La facilidad de la jefa para cambiar del tono inquisitorial al maternal dejaba frío a cualquiera. La mirada dura y el tono de abuela desalmada contrastaban con su conmovedor tono de mamá preocupona en fracciones de segundo. Por su parte, el Filos percibió que sus sueños de grandeza no estaban tan cerca como él pensaba. “No pos sí, está gruesa la Jefa”, pensó para sus adentros.

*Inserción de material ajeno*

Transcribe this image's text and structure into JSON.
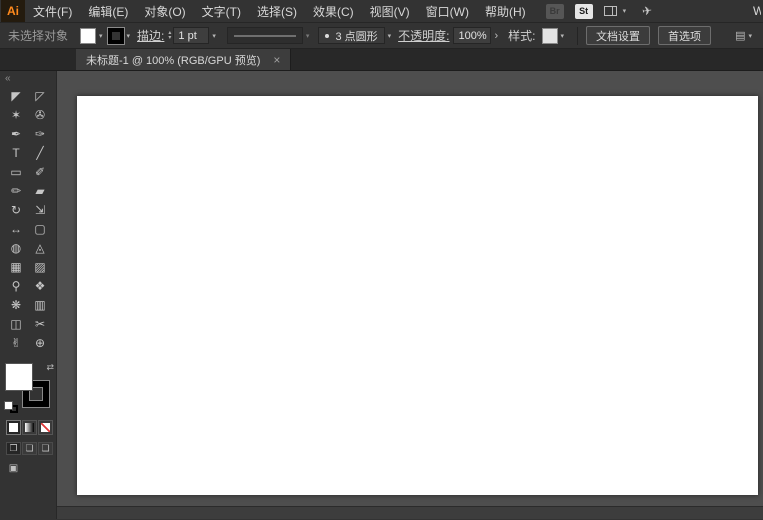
{
  "app": {
    "clipped_right_text": "W"
  },
  "menubar": {
    "logo_text": "Ai",
    "items": [
      "文件(F)",
      "编辑(E)",
      "对象(O)",
      "文字(T)",
      "选择(S)",
      "效果(C)",
      "视图(V)",
      "窗口(W)",
      "帮助(H)"
    ],
    "bridge_label": "Br",
    "stock_label": "St"
  },
  "controlbar": {
    "no_selection_label": "未选择对象",
    "stroke_link": "描边:",
    "stroke_weight_value": "1 pt",
    "brush_definition_value": "3 点圆形",
    "opacity_link": "不透明度:",
    "opacity_value": "100%",
    "style_label": "样式:",
    "document_setup_label": "文档设置",
    "preferences_label": "首选项"
  },
  "tab": {
    "title": "未标题-1 @ 100% (RGB/GPU 预览)"
  },
  "toolbar": {
    "collapse_glyph": "«",
    "tools": [
      {
        "name": "selection",
        "glyph": "◤"
      },
      {
        "name": "direct-selection",
        "glyph": "◸"
      },
      {
        "name": "magic-wand",
        "glyph": "✶"
      },
      {
        "name": "lasso",
        "glyph": "✇"
      },
      {
        "name": "pen",
        "glyph": "✒"
      },
      {
        "name": "curvature",
        "glyph": "✑"
      },
      {
        "name": "type",
        "glyph": "T"
      },
      {
        "name": "line-segment",
        "glyph": "╱"
      },
      {
        "name": "rectangle",
        "glyph": "▭"
      },
      {
        "name": "paintbrush",
        "glyph": "✐"
      },
      {
        "name": "shaper",
        "glyph": "✏"
      },
      {
        "name": "eraser",
        "glyph": "▰"
      },
      {
        "name": "rotate",
        "glyph": "↻"
      },
      {
        "name": "scale",
        "glyph": "⇲"
      },
      {
        "name": "width",
        "glyph": "↔"
      },
      {
        "name": "free-transform",
        "glyph": "▢"
      },
      {
        "name": "shape-builder",
        "glyph": "◍"
      },
      {
        "name": "perspective-grid",
        "glyph": "◬"
      },
      {
        "name": "mesh",
        "glyph": "▦"
      },
      {
        "name": "gradient",
        "glyph": "▨"
      },
      {
        "name": "eyedropper",
        "glyph": "⚲"
      },
      {
        "name": "blend",
        "glyph": "❖"
      },
      {
        "name": "symbol-sprayer",
        "glyph": "❋"
      },
      {
        "name": "column-graph",
        "glyph": "▥"
      },
      {
        "name": "artboard",
        "glyph": "◫"
      },
      {
        "name": "slice",
        "glyph": "✂"
      },
      {
        "name": "hand",
        "glyph": "✌"
      },
      {
        "name": "zoom",
        "glyph": "⊕"
      }
    ],
    "drawing_modes": [
      {
        "name": "draw-normal",
        "glyph": "❐"
      },
      {
        "name": "draw-behind",
        "glyph": "❏"
      },
      {
        "name": "draw-inside",
        "glyph": "❑"
      }
    ],
    "screen_mode_glyph": "▣"
  },
  "glyphs": {
    "dropdown": "▾",
    "spinner_up": "▴",
    "spinner_down": "▾",
    "chevron": "›",
    "swap": "⇄",
    "menu_box": "▤",
    "plane": "✈",
    "close": "×"
  },
  "colors": {
    "chrome": "#333333",
    "canvas": "#4e4e4e",
    "artboard": "#ffffff",
    "logo_orange": "#ff8a1d",
    "none_red": "#e03a3a"
  }
}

El Licenciado miró de arriba abajo a la humilde mujer que hecha un mar de lágrimas lo había abordado al llegar a su oficina sin que su despistada pero llamativa secretaria pudiera impedirlo. “No, pues no da el ancho”, pensó al decidir que no la invitaría a pasar al privado. Ella había esperado ahí casi dos horas, pues tenía que verlo ese mismo día, y no podía darse el lujo de dejar de vender ni un día más. “Licenciado, necesito hablar con usted”, le dijo suplicante.


“Bueno, pero que sea rápido, porque mire que estoy muy ocupado, nomás vine de pasada porque voy a salir otra vez”.

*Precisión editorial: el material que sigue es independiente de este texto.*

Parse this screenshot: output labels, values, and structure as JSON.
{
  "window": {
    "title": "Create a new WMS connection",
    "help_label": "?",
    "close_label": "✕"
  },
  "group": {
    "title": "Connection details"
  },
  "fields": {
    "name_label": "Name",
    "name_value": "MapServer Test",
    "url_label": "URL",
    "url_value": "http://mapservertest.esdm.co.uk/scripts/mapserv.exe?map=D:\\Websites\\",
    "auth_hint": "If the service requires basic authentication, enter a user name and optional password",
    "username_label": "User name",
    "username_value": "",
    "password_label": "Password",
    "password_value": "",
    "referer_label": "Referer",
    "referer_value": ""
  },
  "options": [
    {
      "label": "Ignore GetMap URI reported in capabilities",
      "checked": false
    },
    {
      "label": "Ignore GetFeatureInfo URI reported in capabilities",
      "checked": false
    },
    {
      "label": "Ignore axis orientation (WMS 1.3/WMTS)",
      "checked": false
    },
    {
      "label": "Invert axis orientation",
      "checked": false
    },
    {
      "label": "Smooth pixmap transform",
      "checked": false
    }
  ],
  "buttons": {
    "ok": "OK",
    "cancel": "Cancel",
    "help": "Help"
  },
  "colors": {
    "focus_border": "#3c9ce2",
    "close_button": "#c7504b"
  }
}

Entre gimoteos le explicó a duras penas que unos días antes le habían quitado su mercancía, y que necesitaba recuperarla porque debía mucho dinero, que lo hiciera por una familia humilde que dependía de ese trabajo, que ya no le alcanzaba para darle de comer a sus niños, que por hacer otros trabajos tampoco podía cuidarlos, que su mamá estaba muy enferma, que su marido la había abandonado, que si él se compadecía de ella se lo iba a agradecer toda la vida, que a él no le costaba nada hacerlo, que lo hiciera nomás por caridad, y así toda la letanía de ruegos desolados y dramas de la vida real.

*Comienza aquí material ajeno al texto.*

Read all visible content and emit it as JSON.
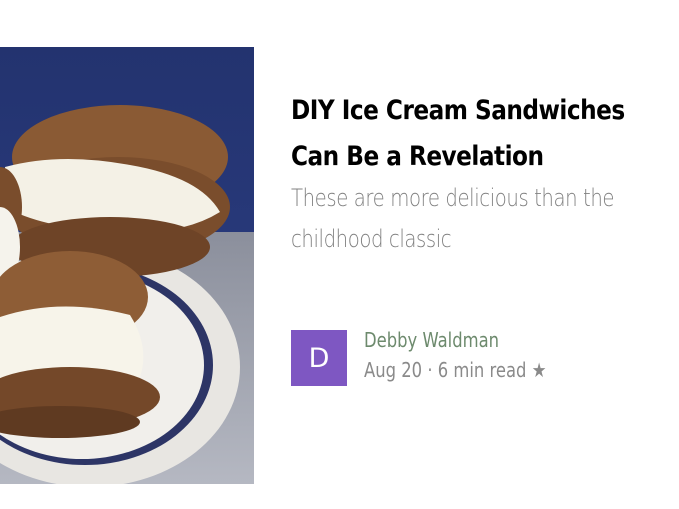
{
  "article": {
    "title": "DIY Ice Cream Sandwiches Can Be a Revelation",
    "subtitle": "These are more delicious than the childhood classic",
    "image_subject": "ice-cream-sandwich-photo"
  },
  "author": {
    "avatar_initial": "D",
    "name": "Debby Waldman",
    "date": "Aug 20",
    "separator": "·",
    "read_time": "6 min read",
    "star": "★"
  },
  "colors": {
    "avatar_bg": "#7e57c2",
    "author_name": "#6d8a6d",
    "meta_text": "#8a8a8a",
    "subtitle_text": "#808080"
  }
}
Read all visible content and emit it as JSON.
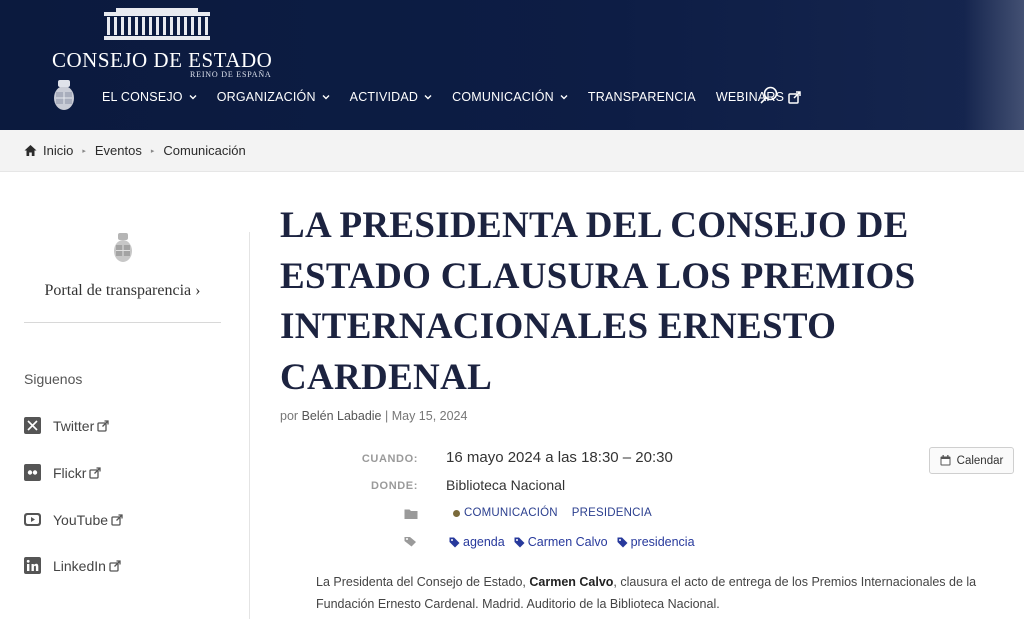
{
  "header": {
    "logo_name": "CONSEJO DE ESTADO",
    "logo_sub": "REINO DE ESPAÑA",
    "nav": [
      {
        "label": "EL CONSEJO"
      },
      {
        "label": "ORGANIZACIÓN"
      },
      {
        "label": "ACTIVIDAD"
      },
      {
        "label": "COMUNICACIÓN"
      },
      {
        "label": "TRANSPARENCIA"
      },
      {
        "label": "WEBINARS"
      }
    ]
  },
  "breadcrumb": [
    "Inicio",
    "Eventos",
    "Comunicación"
  ],
  "sidebar": {
    "portal_label": "Portal de transparencia ›",
    "follow_label": "Siguenos",
    "social": [
      {
        "label": "Twitter",
        "icon": "x-icon"
      },
      {
        "label": "Flickr",
        "icon": "flickr-icon"
      },
      {
        "label": "YouTube",
        "icon": "youtube-icon"
      },
      {
        "label": "LinkedIn",
        "icon": "linkedin-icon"
      }
    ]
  },
  "article": {
    "title": "LA PRESIDENTA DEL CONSEJO DE ESTADO CLAUSURA LOS PREMIOS INTERNACIONALES ERNESTO CARDENAL",
    "meta_prefix": "por",
    "author": "Belén Labadie",
    "meta_sep": "|",
    "date": "May 15, 2024",
    "when_label": "CUANDO:",
    "when_value": "16 mayo 2024 a las 18:30 – 20:30",
    "where_label": "DONDE:",
    "where_value": "Biblioteca Nacional",
    "categories": [
      "COMUNICACIÓN",
      "PRESIDENCIA"
    ],
    "tags": [
      "agenda",
      "Carmen Calvo",
      "presidencia"
    ],
    "calendar_button": "Calendar",
    "body_prefix": "La Presidenta del Consejo de Estado,",
    "body_bold": "Carmen Calvo",
    "body_suffix": ", clausura el acto de entrega de los Premios Internacionales de la Fundación Ernesto Cardenal. Madrid. Auditorio de la Biblioteca Nacional."
  },
  "colors": {
    "header_bg": "#0d1d45",
    "title_color": "#1c2340",
    "link_color": "#27399c",
    "category_dot": "#7a6a3a"
  }
}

“Mire, señito (bueno, no venía al caso decirle señorita, porque hasta hijos tenía, pero tampoco pasaba por señora cargada de chamacos, así que el licenciado, regodeándose en su perspicacia, optó por un ese término que le pareció intermedio), lo que usted estaba haciendo era una actividad ilegal, y lo sabe, yo nada puedo hacer. Todo lo que se recoge se inventaría y se almacena en tanto las autoridades competentes deslindan responsabilidades. Figúrese la bronca en la que me meto si saco algo de la Bodega. Me acusan de robo, me sancionan por faltas administrativas, me destituyen, y luego ya somos dos las familias que no tenemos para comer. Ojalá pudiera ayudarla, pero en este caso es imposible. Ya no llore, que se va a poner fea (‘sí está flaca, pero fea no es’, rectificó relativamente la primera impresión que la mujer le causó). Si toma las cosas con más tranquilidad todo se va a arreglar. Vaya y échele ganas, pero ya no venda en la calle, ya ve a lo que se expone.”

Inconsolable, la mujer salió casi corriendo del lugar. “Lagrimitas a mí”, se dijo el Licenciado. “Esa pinche arpía cree que primero me va a cuentear con una de estas poquianchis para que luego ya no levante nada porque su gente se queda sin comer. ¡Orita! ¡Qué ella mantenga a sus siervos! Piensan que nosotros todavía somos beneficencia o qué.” Satisfecho consigo mismo por la facilidad con que había neutralizado lo que interpretó como una táctica sutil de su socia forzosa, entró a su privado. A la vez se felicitaba por lo ventajoso que estaba resultando el arreglo con esa mujer que a otros ineptos en su posición sólo les había dado dolores de cabeza. Y esto era sólo el principio de un negocio que mientras más durara, mejor.